My deepest longings for love and belonging, for purpose and significance, for pleasure and happiness, can not be fulfilled by anything in this life. While that is something I’ve always professed as a follower of Jesus, it is not something I’ve really believed. At least, not in any robust sense of ‘belief,’ not in a way that has consistently informed my desires.
The more I sit with this, the more I realize that at the root of my sense of lack and loneliness is an ache to be loved and belong. Here I find the answer to my question. God is not enough for me because I struggle to believe I am enough for him.
I believe that God loves me, in a generic sense. I believe that he loves me amid the mass of humanity. But I struggle to believe that he loves me, that God sees me and seeks to intimately know and interact with me.
Whether for good or for ill, I don’t imagine God as being with me in my activities and behaviors. I don’t picture him affirming or cheering me on in my successes, or grieving with me over my sin and suffering.
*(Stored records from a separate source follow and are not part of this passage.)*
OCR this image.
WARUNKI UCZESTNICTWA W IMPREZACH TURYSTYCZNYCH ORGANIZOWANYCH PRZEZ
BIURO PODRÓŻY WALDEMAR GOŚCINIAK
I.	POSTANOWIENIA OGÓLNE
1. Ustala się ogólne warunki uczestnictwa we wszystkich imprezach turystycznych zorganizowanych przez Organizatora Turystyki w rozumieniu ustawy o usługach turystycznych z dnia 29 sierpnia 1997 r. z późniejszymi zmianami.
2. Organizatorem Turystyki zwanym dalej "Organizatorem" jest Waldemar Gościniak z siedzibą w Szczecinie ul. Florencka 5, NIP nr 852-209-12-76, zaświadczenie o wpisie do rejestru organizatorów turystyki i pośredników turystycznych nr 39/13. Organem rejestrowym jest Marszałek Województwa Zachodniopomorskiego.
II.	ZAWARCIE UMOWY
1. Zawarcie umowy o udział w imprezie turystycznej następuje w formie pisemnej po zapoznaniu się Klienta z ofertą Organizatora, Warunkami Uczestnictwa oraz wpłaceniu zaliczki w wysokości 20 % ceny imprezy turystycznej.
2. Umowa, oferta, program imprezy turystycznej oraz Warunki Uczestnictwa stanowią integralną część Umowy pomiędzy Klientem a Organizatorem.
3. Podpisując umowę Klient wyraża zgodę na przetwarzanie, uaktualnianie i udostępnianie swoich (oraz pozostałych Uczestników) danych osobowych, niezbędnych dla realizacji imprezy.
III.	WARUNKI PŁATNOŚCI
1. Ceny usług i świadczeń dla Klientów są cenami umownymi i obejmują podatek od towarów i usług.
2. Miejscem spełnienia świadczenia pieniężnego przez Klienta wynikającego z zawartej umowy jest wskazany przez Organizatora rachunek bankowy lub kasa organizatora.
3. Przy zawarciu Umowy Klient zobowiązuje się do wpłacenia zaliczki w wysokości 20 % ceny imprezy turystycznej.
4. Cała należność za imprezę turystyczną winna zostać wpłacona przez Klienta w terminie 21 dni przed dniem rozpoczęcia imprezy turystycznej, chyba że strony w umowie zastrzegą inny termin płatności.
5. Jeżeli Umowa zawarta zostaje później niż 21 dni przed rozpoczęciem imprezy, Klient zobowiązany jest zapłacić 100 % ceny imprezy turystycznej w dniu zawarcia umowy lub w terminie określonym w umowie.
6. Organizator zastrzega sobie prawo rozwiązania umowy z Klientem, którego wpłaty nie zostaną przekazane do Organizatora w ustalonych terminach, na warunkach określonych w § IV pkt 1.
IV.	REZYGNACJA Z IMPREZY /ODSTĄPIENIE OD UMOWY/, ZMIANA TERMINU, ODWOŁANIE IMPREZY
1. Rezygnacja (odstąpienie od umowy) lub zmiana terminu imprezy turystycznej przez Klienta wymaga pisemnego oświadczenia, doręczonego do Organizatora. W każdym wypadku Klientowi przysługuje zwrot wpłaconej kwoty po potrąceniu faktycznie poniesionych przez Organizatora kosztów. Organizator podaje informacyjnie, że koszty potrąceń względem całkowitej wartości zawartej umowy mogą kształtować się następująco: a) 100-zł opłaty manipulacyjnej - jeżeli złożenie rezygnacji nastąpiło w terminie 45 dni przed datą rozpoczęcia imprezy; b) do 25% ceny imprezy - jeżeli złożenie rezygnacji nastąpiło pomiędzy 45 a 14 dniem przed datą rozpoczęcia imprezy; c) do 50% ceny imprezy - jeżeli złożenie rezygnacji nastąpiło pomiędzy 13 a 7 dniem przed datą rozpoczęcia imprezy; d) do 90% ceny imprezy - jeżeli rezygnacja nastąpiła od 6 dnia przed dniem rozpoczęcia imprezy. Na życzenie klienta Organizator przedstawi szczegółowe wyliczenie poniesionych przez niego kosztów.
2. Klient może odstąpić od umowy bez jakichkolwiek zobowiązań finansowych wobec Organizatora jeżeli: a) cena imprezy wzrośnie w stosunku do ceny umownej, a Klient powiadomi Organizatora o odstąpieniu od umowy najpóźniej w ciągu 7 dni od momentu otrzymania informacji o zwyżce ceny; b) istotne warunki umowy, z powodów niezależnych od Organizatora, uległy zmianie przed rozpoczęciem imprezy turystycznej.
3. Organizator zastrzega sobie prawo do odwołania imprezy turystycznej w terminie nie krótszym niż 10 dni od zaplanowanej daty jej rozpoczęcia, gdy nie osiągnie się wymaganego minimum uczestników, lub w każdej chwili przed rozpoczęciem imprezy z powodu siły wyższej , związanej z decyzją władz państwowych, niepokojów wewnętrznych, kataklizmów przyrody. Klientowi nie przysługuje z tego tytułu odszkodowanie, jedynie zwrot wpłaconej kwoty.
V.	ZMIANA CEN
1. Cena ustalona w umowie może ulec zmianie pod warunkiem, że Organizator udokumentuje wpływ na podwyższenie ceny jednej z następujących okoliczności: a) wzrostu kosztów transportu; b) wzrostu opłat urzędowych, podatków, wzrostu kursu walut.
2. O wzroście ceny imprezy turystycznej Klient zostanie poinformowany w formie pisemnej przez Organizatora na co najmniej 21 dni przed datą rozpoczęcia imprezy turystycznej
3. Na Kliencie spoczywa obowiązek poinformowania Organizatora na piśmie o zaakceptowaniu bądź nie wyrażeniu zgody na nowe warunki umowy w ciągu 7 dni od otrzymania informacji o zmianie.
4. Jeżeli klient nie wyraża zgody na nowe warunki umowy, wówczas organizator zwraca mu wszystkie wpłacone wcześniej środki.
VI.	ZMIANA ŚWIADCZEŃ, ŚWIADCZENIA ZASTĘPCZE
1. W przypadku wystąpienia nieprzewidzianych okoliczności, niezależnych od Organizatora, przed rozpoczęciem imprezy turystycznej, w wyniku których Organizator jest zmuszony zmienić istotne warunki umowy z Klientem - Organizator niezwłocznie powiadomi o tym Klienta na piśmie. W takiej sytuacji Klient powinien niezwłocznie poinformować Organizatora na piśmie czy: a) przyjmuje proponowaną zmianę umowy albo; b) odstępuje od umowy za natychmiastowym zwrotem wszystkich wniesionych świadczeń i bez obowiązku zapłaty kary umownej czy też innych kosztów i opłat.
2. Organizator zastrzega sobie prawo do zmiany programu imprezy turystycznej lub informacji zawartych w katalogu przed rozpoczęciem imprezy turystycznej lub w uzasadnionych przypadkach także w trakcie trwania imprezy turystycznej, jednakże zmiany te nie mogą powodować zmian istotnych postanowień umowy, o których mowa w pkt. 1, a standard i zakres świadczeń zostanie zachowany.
It’s not as if I feel the need to earn God’s love or curry his favor, but there is a sense of disconnection.
Even as a Christian of 30+ years and a pastor for nearly 20 years, I’m still learning to receive God’s love. The truth here is that every ache and every longing draws our attention to an area needing to be opened to the loving presence of God, in a way that no created being or thing can fulfill.
God has created us for friendship and vocation and marriage and parenting and numerous pleasures to enjoy; but such joys only find their fulness when grounded and enfolded in an intimate reception of God’s love for us, intimately, personally. It’s knowing that we are known in every way by God, so that in possessing Christ we possess everything, even if we possess nothing.
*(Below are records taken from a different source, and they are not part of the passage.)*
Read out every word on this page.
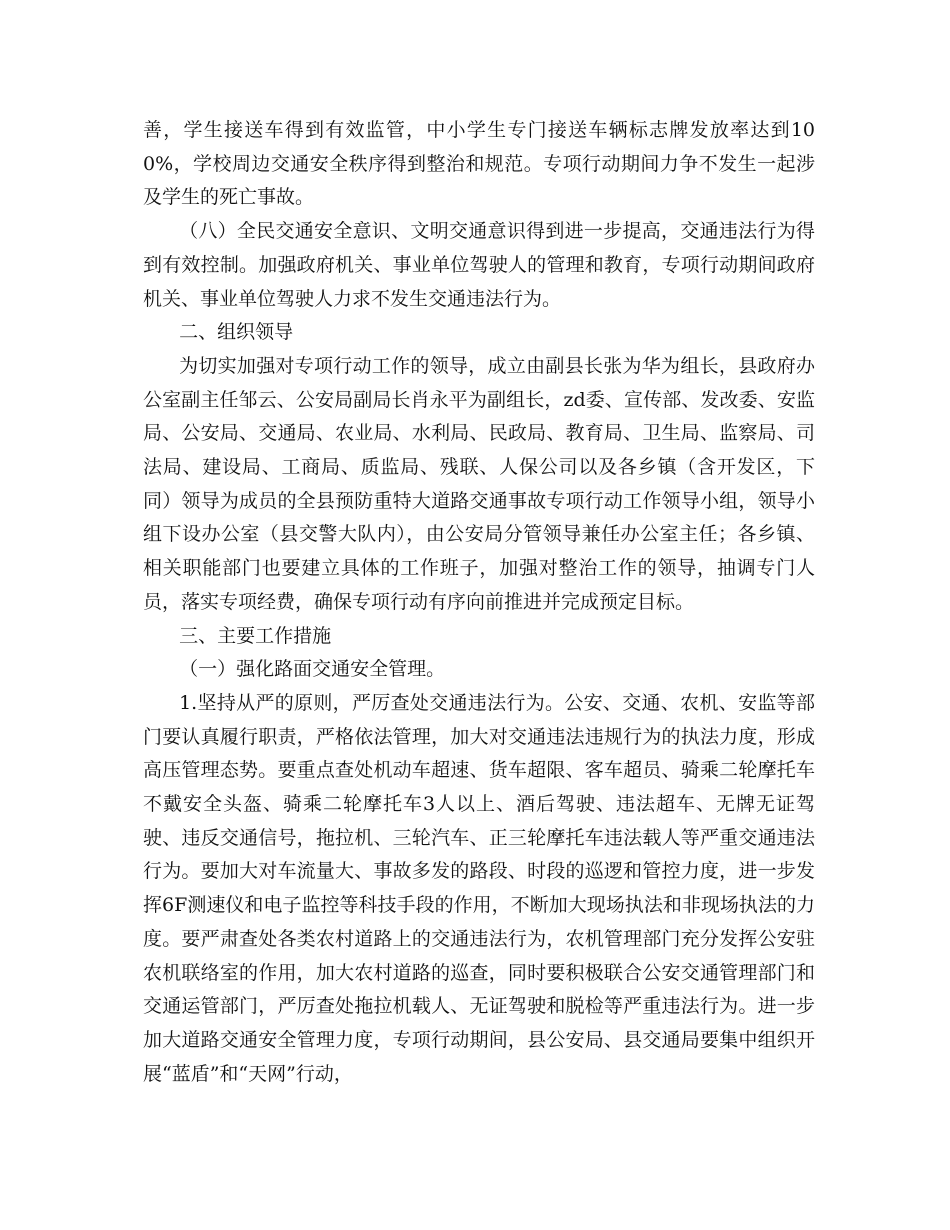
善，学生接送车得到有效监管，中小学生专门接送车辆标志牌发放率达到100%，学校周边交通安全秩序得到整治和规范。专项行动期间力争不发生一起涉及学生的死亡事故。

（八）全民交通安全意识、文明交通意识得到进一步提高，交通违法行为得到有效控制。加强政府机关、事业单位驾驶人的管理和教育，专项行动期间政府机关、事业单位驾驶人力求不发生交通违法行为。

二、组织领导

为切实加强对专项行动工作的领导，成立由副县长张为华为组长，县政府办公室副主任邹云、公安局副局长肖永平为副组长，zd委、宣传部、发改委、安监局、公安局、交通局、农业局、水利局、民政局、教育局、卫生局、监察局、司法局、建设局、工商局、质监局、残联、人保公司以及各乡镇（含开发区，下同）领导为成员的全县预防重特大道路交通事故专项行动工作领导小组，领导小组下设办公室（县交警大队内），由公安局分管领导兼任办公室主任；各乡镇、相关职能部门也要建立具体的工作班子，加强对整治工作的领导，抽调专门人员，落实专项经费，确保专项行动有序向前推进并完成预定目标。

三、主要工作措施

（一）强化路面交通安全管理。

1.坚持从严的原则，严厉查处交通违法行为。公安、交通、农机、安监等部门要认真履行职责，严格依法管理，加大对交通违法违规行为的执法力度，形成高压管理态势。要重点查处机动车超速、货车超限、客车超员、骑乘二轮摩托车不戴安全头盔、骑乘二轮摩托车3人以上、酒后驾驶、违法超车、无牌无证驾驶、违反交通信号，拖拉机、三轮汽车、正三轮摩托车违法载人等严重交通违法行为。要加大对车流量大、事故多发的路段、时段的巡逻和管控力度，进一步发挥6F测速仪和电子监控等科技手段的作用，不断加大现场执法和非现场执法的力度。要严肃查处各类农村道路上的交通违法行为，农机管理部门充分发挥公安驻农机联络室的作用，加大农村道路的巡查，同时要积极联合公安交通管理部门和交通运管部门，严厉查处拖拉机载人、无证驾驶和脱检等严重违法行为。进一步加大道路交通安全管理力度，专项行动期间，县公安局、县交通局要集中组织开展“蓝盾”和“天网”行动，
As Augustine famously wrote, “You have formed us for Yourself, Oh Lord, and our hearts are restless till they find rest in You.” (Confessions, Book 1)
This is a life-long journey of arriving, of being and becoming. I am a consummated bride and yet still a virgin waiting to receive my groom. It’s in the pain of longing and disappointment where I am awakened to my deepest need. If I resist reaching for my usual fixes (food; drink; sex; busyness; shopping; Netflix …) to assuage my desires and numb my disappointment, and instead open myself to the penetrating presence of the Spirit, to allow him to hear the aches of my soul and speak his love into my heart— maybe there I’ll find ‘rest,’ true contentment that transcends my situation (Philippians 4:11-12); to “taste and see that the LORD [alone] is good” enough to satisfy my deepest needs and longings (Psalm 34:8).